To avoid data loss, this commit adds a grace period for lagging replicas to
catch up the replication offset.
Done:
Wait for replicas when shutdown is triggered by SIGTERM and SIGINT.
Wait for replicas when shutdown is triggered by the SHUTDOWN command. A new
blocked client type BLOCKED_SHUTDOWN is introduced, allowing multiple clients
to call SHUTDOWN in parallel.
Note that they don't expect a response unless an error happens and shutdown is aborted.
Log warning for each replica lagging behind when finishing shutdown.
CLIENT_PAUSE_WRITE while waiting for replicas.
Configurable grace period 'shutdown-timeout' in seconds (default 10).
New flags for the SHUTDOWN command:
NOW disables the grace period for lagging replicas.
FORCE ignores errors writing the RDB or AOF files which would normally
prevent a shutdown.
ABORT cancels ongoing shutdown. Can't be combined with other flags.
New field in the output of the INFO command: 'shutdown_in_milliseconds'. The
value is the remaining maximum time to wait for lagging replicas before
finishing the shutdown. This field is present in the Server section only
during shutdown.
Not directly related:
When shutting down, if there is an AOF saving child, it is killed even if AOF
is disabled. This can happen if BGREWRITEAOF is used when AOF is off.
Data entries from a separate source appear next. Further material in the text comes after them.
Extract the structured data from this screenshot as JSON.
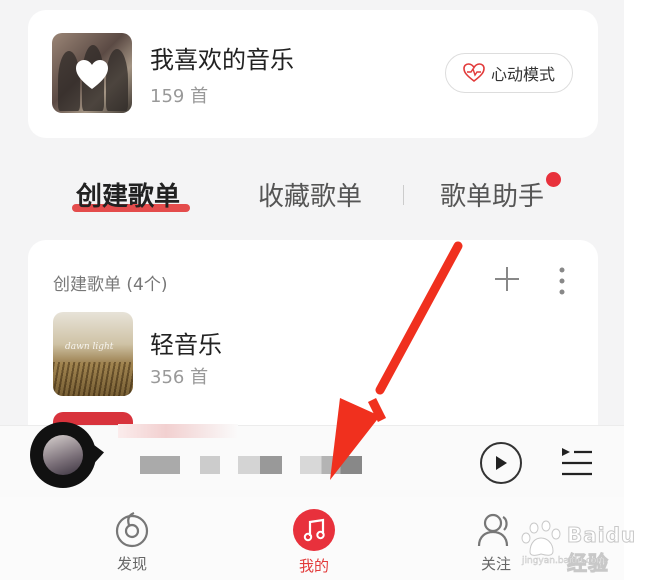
{
  "favorite": {
    "title": "我喜欢的音乐",
    "count": "159 首",
    "heart_mode_label": "心动模式"
  },
  "tabs": {
    "created": "创建歌单",
    "collected": "收藏歌单",
    "assistant": "歌单助手"
  },
  "playlists": {
    "header": "创建歌单 (4个)",
    "items": [
      {
        "title": "轻音乐",
        "count": "356 首"
      }
    ]
  },
  "bottom_nav": {
    "items": [
      {
        "label": "发现",
        "icon": "discover-icon"
      },
      {
        "label": "我的",
        "icon": "music-note-icon"
      },
      {
        "label": "关注",
        "icon": "follow-icon"
      }
    ]
  },
  "watermark": {
    "text": "Baidu经验",
    "url": "jingyan.baidu.com"
  },
  "colors": {
    "accent": "#e23a3a",
    "badge": "#e8313c",
    "arrow": "#f0301e"
  }
}
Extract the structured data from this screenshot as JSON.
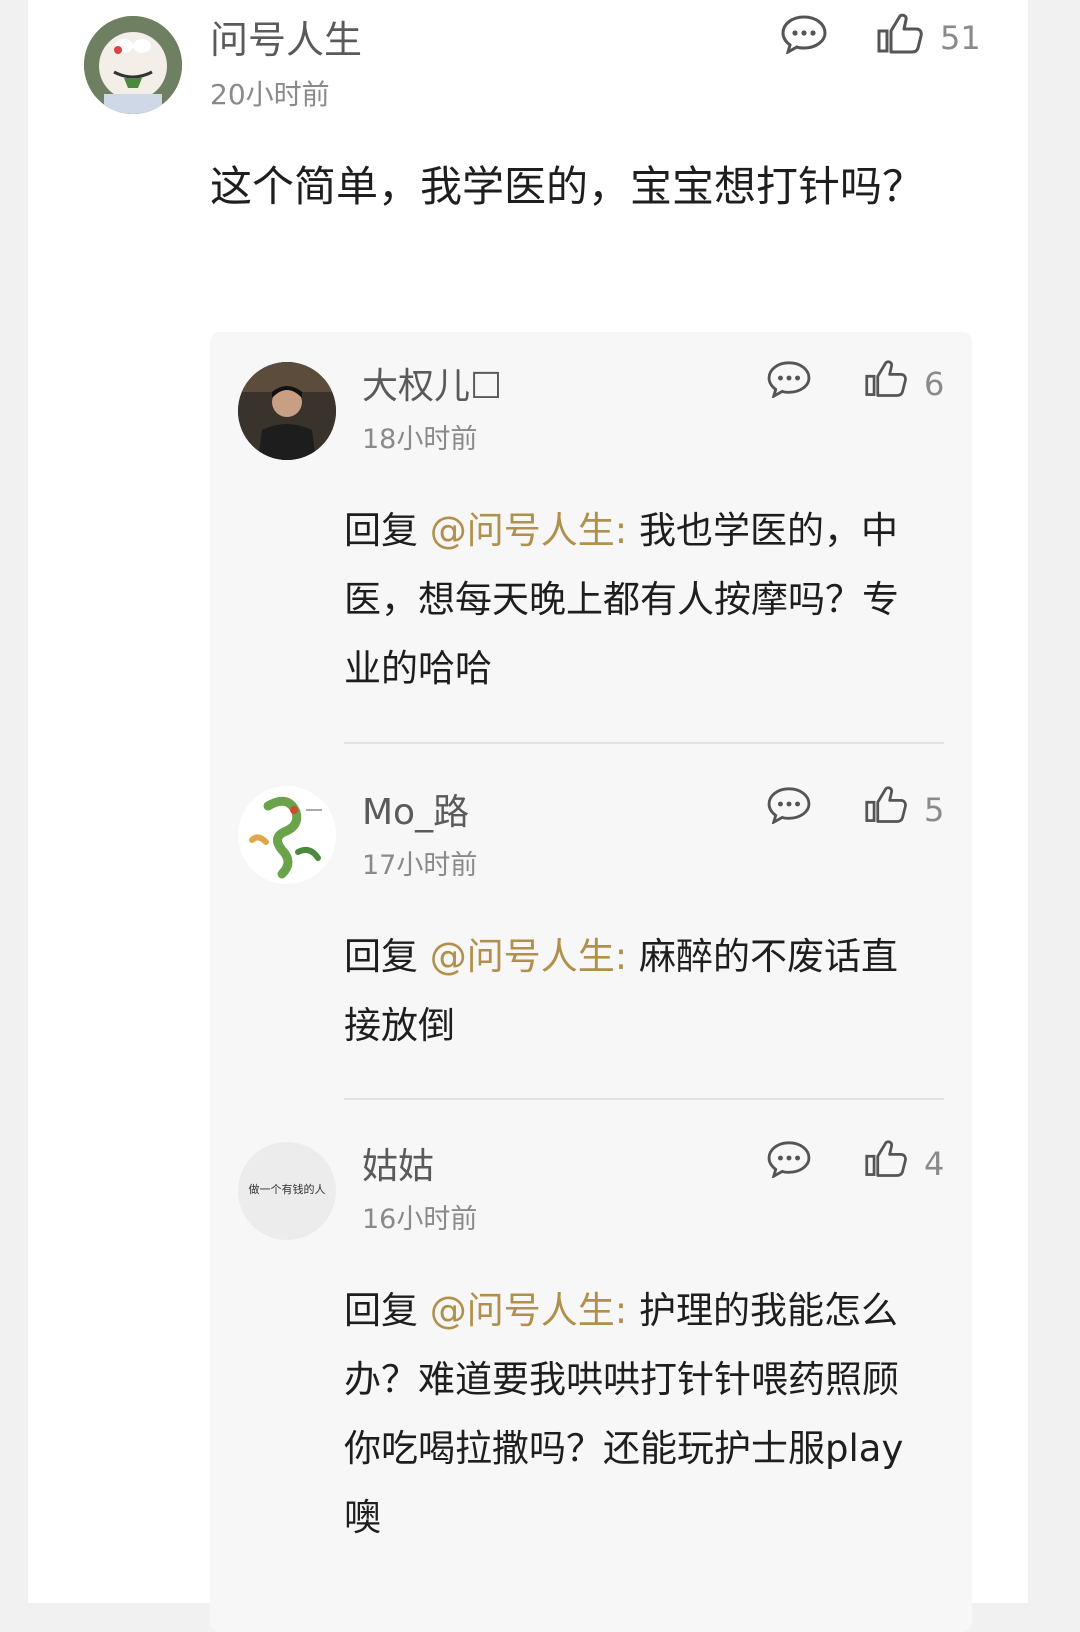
{
  "main_comment": {
    "author": "问号人生",
    "time": "20小时前",
    "likes": "51",
    "text": "这个简单，我学医的，宝宝想打针吗？"
  },
  "replies": [
    {
      "author": "大权儿☐",
      "time": "18小时前",
      "likes": "6",
      "prefix": "回复 ",
      "mention": "@问号人生:",
      "text": " 我也学医的，中医，想每天晚上都有人按摩吗？专业的哈哈"
    },
    {
      "author": "Mo_路",
      "time": "17小时前",
      "likes": "5",
      "prefix": "回复 ",
      "mention": "@问号人生:",
      "text": " 麻醉的不废话直接放倒"
    },
    {
      "author": "姑姑",
      "time": "16小时前",
      "likes": "4",
      "avatar_text": "做一个有钱的人",
      "prefix": "回复 ",
      "mention": "@问号人生:",
      "text": " 护理的我能怎么办？难道要我哄哄打针针喂药照顾你吃喝拉撒吗？还能玩护士服play噢"
    }
  ],
  "colors": {
    "mention": "#b1904c",
    "reply_background": "#f7f7f7",
    "page_background": "#f1f1f1"
  },
  "icons": {
    "comment": "comment-bubble-icon",
    "like": "thumbs-up-icon"
  }
}
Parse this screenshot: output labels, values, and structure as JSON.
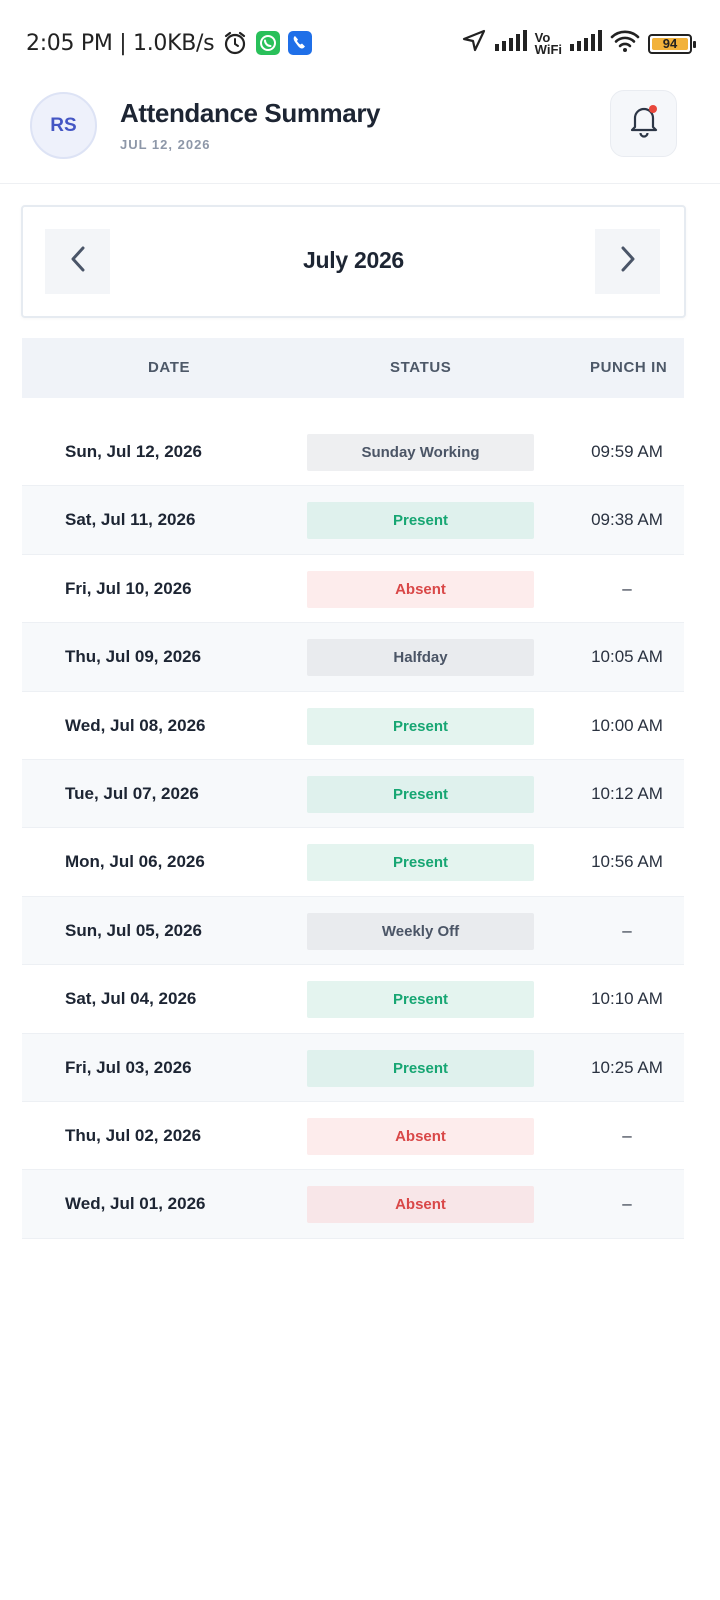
{
  "status_bar": {
    "time": "2:05 PM | 1.0KB/s",
    "vo_line1": "Vo",
    "vo_line2": "WiFi",
    "battery_level": "94"
  },
  "header": {
    "avatar_initials": "RS",
    "title": "Attendance Summary",
    "date": "JUL 12, 2026"
  },
  "month_nav": {
    "label": "July 2026"
  },
  "table": {
    "columns": {
      "date": "DATE",
      "status": "STATUS",
      "punch_in": "PUNCH IN"
    },
    "rows": [
      {
        "date": "Sun, Jul 12, 2026",
        "status": "Sunday Working",
        "punch_in": "09:59 AM"
      },
      {
        "date": "Sat, Jul 11, 2026",
        "status": "Present",
        "punch_in": "09:38 AM"
      },
      {
        "date": "Fri, Jul 10, 2026",
        "status": "Absent",
        "punch_in": "–"
      },
      {
        "date": "Thu, Jul 09, 2026",
        "status": "Halfday",
        "punch_in": "10:05 AM"
      },
      {
        "date": "Wed, Jul 08, 2026",
        "status": "Present",
        "punch_in": "10:00 AM"
      },
      {
        "date": "Tue, Jul 07, 2026",
        "status": "Present",
        "punch_in": "10:12 AM"
      },
      {
        "date": "Mon, Jul 06, 2026",
        "status": "Present",
        "punch_in": "10:56 AM"
      },
      {
        "date": "Sun, Jul 05, 2026",
        "status": "Weekly Off",
        "punch_in": "–"
      },
      {
        "date": "Sat, Jul 04, 2026",
        "status": "Present",
        "punch_in": "10:10 AM"
      },
      {
        "date": "Fri, Jul 03, 2026",
        "status": "Present",
        "punch_in": "10:25 AM"
      },
      {
        "date": "Thu, Jul 02, 2026",
        "status": "Absent",
        "punch_in": "–"
      },
      {
        "date": "Wed, Jul 01, 2026",
        "status": "Absent",
        "punch_in": "–"
      }
    ]
  },
  "colors": {
    "present": "#17a673",
    "absent": "#d94848",
    "neutral": "#4b5566",
    "accent": "#4456c4",
    "notification_dot": "#e8473c"
  }
}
Client pause now has end time and type (WRITE or ALL) per purpose. The
different pause purposes are CLIENT PAUSE command, failover and
shutdown. If clients are unpaused for one purpose, it doesn't affect client
pause for other purposes. For example, the CLIENT UNPAUSE command doesn't
affect client pause initiated by the failover or shutdown procedures. A completed
failover or a failed shutdown doesn't unpause clients paused by the CLIENT
PAUSE command.
Notes:
DEBUG RESTART doesn't wait for replicas.
We already have a warning logged when a replica disconnects. This means that
if any replica connection is lost during the shutdown, it is either logged as
disconnected or as lagging at the time of exit.
Fixes #9693